The same scene has been happening for the past three decades with hundreds of young people arriving at el ISA looking for just one chance to continue their studies in music, visual arts, theatre, dance, cinema, or radio and television.
After the test comes the seemingly eternal and stressful waiting period to find out if you have been accepted for one of the privileged spots in the school.
A Bit of History
As I was saying, young people have been coming from every corner of Cuba to what was the grounds of the Havana Country Club. This was the most popular leisure spot for the wealthiest people of the city until 1959. Ironically, it was so exclusive that the President of the time, Fulgencio Batista, could not be a member since he was a mulatto.
Three architects, Ricardo Porro, Roberto Gottardi, and Vittorio Garatti, used all of their imagination and creativity to transform the 163 acre property into their dream of a city of arts.
The campus preserves the main building of the former Country Club and some others were added, scattered around the area. These have a different style of design and construction based on the needs of each of the faculties they were to house.
Due to the sheer size of the plan, the entire project was never fully completed but since July 20, 1976, Cuba's great arts university has been graduating students from its many different faculties.
The Chosen Ones
To my father's surprise, I found out two months later that I had passed the acting test. The daughter of a rural worker and a teacher was among the chosen ones and would start the best years of her youth and would learn the skills to eventually become a journalist. I wasn't accepted because there were spaces left after the children of famous people got their spots (some of them didn't get in) but because of the ability shown by myself and all the other young people coming from different regions of the country who were admitted.
One of the best things about el ISA is precisely this mix of people from different places and positions since the diversity contributes to their education and interaction is essential for all artists. Each faculty has their own characteristics; people from visual arts and theater are more uninhibited while musicians tend to be more disciplined since they have been immersed in studying their instruments from an early age and they haven't had much contact with other forms of art. Sharing the same space and even classrooms for general subjects fosters a healthy interaction among the students. So a graduate from any of the faculties ends up being informed in art, in general, and the native Cuban culture as well. This secondary education is delivered spontaneously to the students and allows them to discover, observe, and share.
Why the ISA
Ana Maria Gonzalez, el ISA's Rector, explained to CubaPLUS the schools' significance and creation as well as being the model for teaching art in Cuba. She clearly denoted three main points.

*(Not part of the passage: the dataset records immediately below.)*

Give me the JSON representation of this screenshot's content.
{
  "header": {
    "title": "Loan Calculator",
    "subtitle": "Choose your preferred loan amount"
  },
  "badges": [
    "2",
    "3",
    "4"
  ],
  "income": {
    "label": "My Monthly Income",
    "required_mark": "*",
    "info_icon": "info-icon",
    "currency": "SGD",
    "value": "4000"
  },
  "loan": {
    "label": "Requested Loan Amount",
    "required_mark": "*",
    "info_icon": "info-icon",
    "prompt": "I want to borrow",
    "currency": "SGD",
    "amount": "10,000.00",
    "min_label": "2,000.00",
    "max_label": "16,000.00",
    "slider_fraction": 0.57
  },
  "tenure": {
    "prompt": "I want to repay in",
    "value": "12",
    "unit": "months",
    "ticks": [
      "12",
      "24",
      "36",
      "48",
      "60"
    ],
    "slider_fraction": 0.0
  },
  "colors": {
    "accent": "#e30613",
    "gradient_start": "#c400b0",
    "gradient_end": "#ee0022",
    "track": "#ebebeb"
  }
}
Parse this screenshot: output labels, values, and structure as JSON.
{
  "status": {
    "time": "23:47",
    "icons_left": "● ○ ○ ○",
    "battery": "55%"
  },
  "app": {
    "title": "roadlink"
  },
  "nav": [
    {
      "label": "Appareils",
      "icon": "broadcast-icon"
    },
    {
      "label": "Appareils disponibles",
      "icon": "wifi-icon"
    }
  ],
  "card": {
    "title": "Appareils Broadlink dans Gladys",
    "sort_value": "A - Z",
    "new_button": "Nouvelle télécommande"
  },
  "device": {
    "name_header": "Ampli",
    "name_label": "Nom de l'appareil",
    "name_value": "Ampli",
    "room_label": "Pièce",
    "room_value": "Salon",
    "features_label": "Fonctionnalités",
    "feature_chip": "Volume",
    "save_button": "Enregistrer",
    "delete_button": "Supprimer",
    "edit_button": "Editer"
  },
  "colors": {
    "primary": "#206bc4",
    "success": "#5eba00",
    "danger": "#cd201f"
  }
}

At its foundation, the Cuban artistic education, in its different varieties, was joined into a single system after the triumph of the Cuban Revolution. "Today's art education is the result of that consolidation and the level of the 45 year old National School of Arts [la ENA in Spanish], which was enriched with academies that already existed before 1959. The level reached by la ENA was no longer sufficient for teaching arts and we required a higher level."
The system, as Gonzalez explains, is made up of the different arts schools scattered across the provinces, la ENA, and the 15 schools for art teachers. In these schools students receive a general education together with the specialized art classes.

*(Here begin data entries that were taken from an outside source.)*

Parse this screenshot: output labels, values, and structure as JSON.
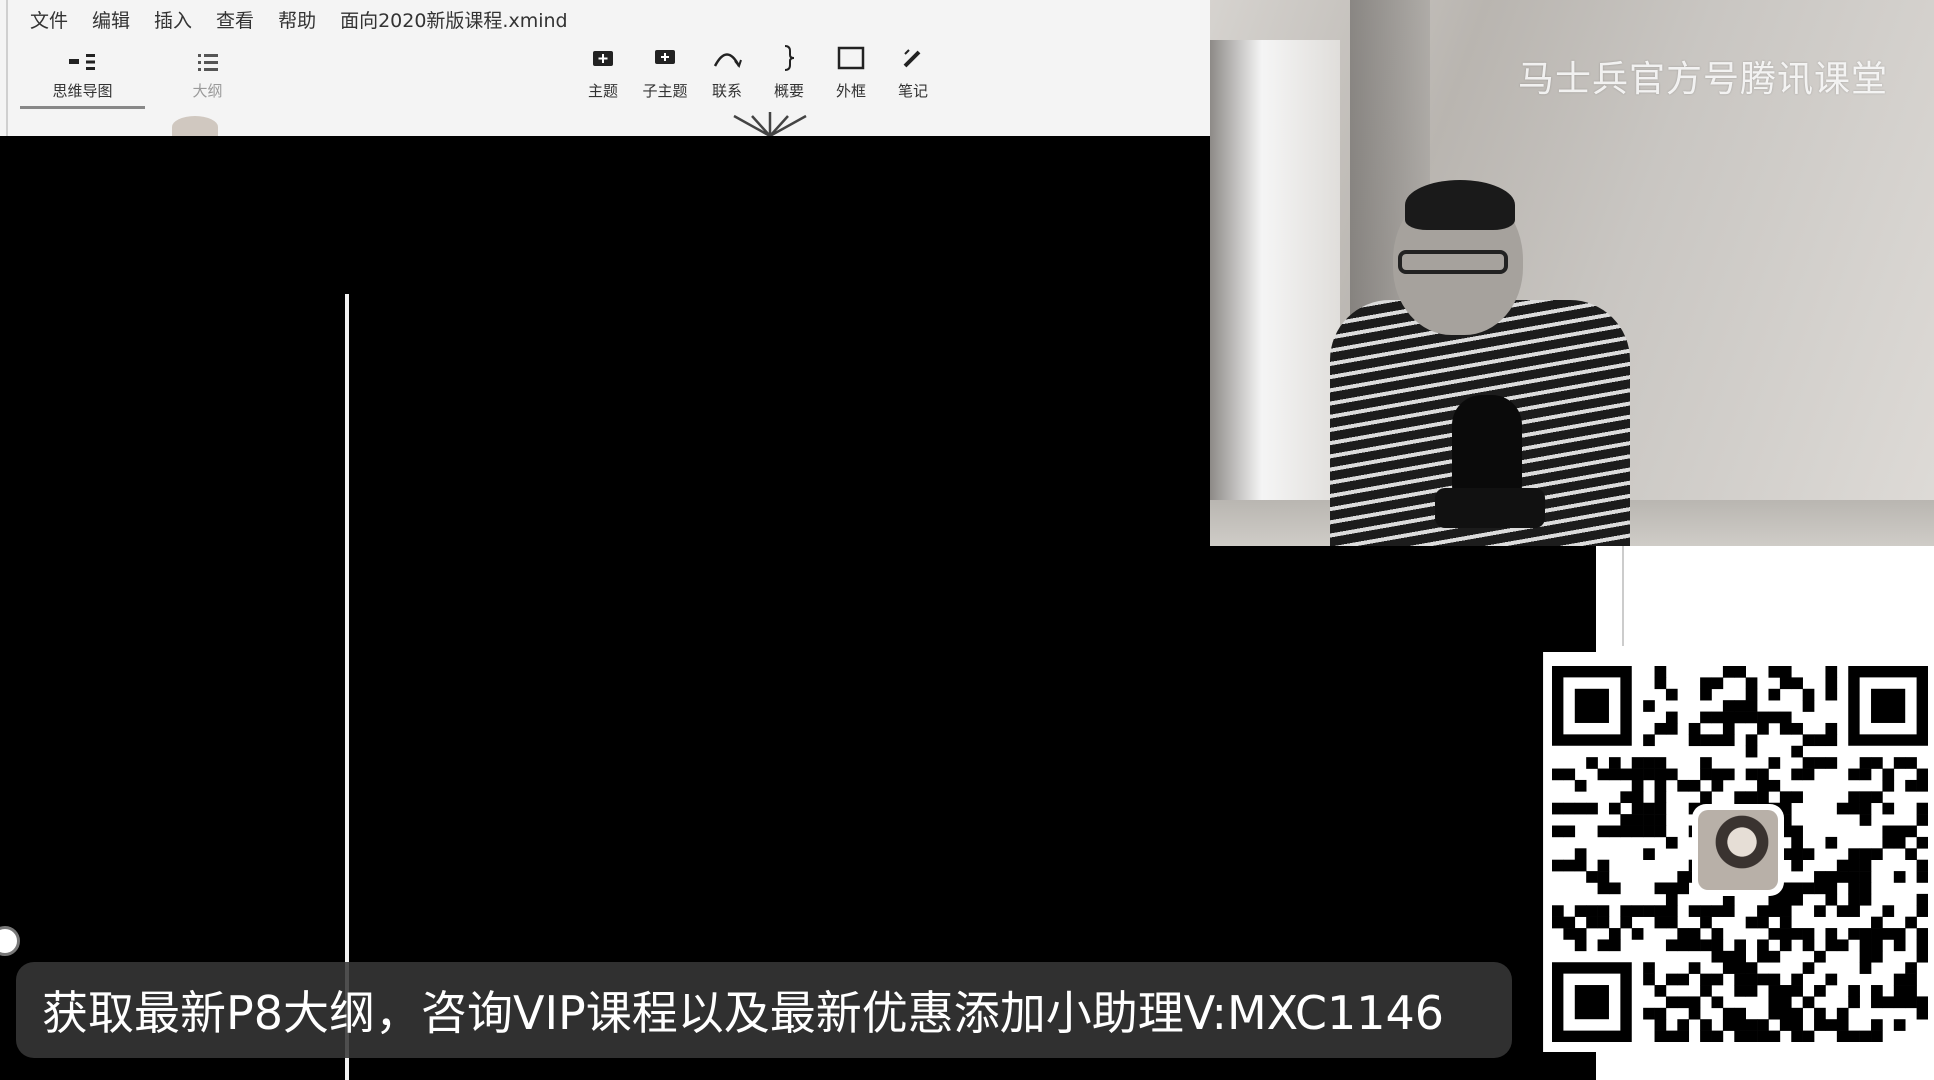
{
  "menu": {
    "items": [
      "文件",
      "编辑",
      "插入",
      "查看",
      "帮助"
    ],
    "document_title": "面向2020新版课程.xmind"
  },
  "view_switch": {
    "mindmap_label": "思维导图",
    "outline_label": "大纲",
    "active": "mindmap"
  },
  "toolbar": {
    "topic_label": "主题",
    "subtopic_label": "子主题",
    "relationship_label": "联系",
    "summary_label": "概要",
    "boundary_label": "外框",
    "note_label": "笔记"
  },
  "webcam": {
    "watermark": "马士兵官方号腾讯课堂"
  },
  "banner": {
    "text": "获取最新P8大纲，咨询VIP课程以及最新优惠添加小助理V:MXC1146"
  },
  "colors": {
    "app_bg": "#f4f4f4",
    "canvas_bg": "#000000",
    "banner_bg": "#373737",
    "banner_text": "#ffffff"
  }
}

"The first of the aspects that enhances the Cuban art university is its staff, made up of some of the members of the island's artistic vanguard. Great artists, many of them still working, are members of the staff. They are creators who consider teaching a social commitment." Secondly, the school's teaching budget is aimed towards an education reaching the highest possible level but at the same time providing a humanistic training with the essential interests of the Cuban Revolution: a virtuous, cultivated artist who is also aware of the world's and society's problems and, above all, who could, using his sensibility, contribute to the knowledge and transformation of the different problems."

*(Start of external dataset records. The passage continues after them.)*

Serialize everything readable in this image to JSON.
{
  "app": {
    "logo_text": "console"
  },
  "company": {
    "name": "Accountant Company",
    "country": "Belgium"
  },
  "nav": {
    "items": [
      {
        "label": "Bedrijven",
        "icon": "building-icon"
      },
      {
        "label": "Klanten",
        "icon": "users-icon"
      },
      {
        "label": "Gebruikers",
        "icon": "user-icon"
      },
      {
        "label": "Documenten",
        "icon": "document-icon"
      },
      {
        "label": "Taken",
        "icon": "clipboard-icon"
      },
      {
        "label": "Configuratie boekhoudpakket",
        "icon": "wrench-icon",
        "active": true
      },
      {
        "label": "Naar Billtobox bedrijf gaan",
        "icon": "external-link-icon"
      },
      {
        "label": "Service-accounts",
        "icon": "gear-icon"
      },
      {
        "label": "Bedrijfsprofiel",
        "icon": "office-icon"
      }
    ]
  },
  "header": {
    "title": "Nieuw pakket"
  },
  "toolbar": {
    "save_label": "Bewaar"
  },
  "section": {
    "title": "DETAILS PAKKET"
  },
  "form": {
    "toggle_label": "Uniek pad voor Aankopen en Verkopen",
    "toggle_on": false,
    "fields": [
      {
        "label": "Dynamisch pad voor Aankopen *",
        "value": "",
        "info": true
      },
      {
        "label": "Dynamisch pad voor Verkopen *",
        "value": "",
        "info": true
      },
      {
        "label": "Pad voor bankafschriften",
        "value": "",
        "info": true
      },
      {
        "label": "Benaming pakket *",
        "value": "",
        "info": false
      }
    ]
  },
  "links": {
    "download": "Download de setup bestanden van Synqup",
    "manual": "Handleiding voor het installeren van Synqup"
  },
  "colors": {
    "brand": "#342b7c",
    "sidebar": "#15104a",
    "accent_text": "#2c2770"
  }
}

"Finally, the fact that we have all sorts of art students, like musicians, dancers, actors, and painters, in the same place provides more wealth to all students alike." According to Gonzalez, el ISA is a school for talented students and not for the elite. Teaching at this higher level aims towards perfection, towards the completion of a cycle in the artist's training.
The Institute, Gonzalez says, has gone through different stages and while circumstances have caused some difficulties, they have never felt abandoned as an educational and cultural force. Despite the high cost of this type of education, the Cuban State has preserved this educational program.
Everybody Dreams of It
While not perfect, el ISA is the School, the one we keep mentioning, the one linked to us, the one training us and giving us an education and opening a space to keep learning as human beings.
Every time you see a show with Cuban artists anywhere in the world, a lot of the quality comes from this school. There you can find the piano skills of Jorge Luis Prats and Gonzalo Rubalcaba; the paintings of Bejarano and Rocio Garcia; the new popular singers like Carlos Varela and Polito Ibanez; and the acting of Marisabel Diaz and Vladimir Cruz (as seen in the movie Strawberry and Chocolate ).
But I really shouldn't start a list. There have been hundreds of important artists stepping out the doors of this place. Scattered all over Cuba and the world, they are all graduates of el ISA, the school of dreams.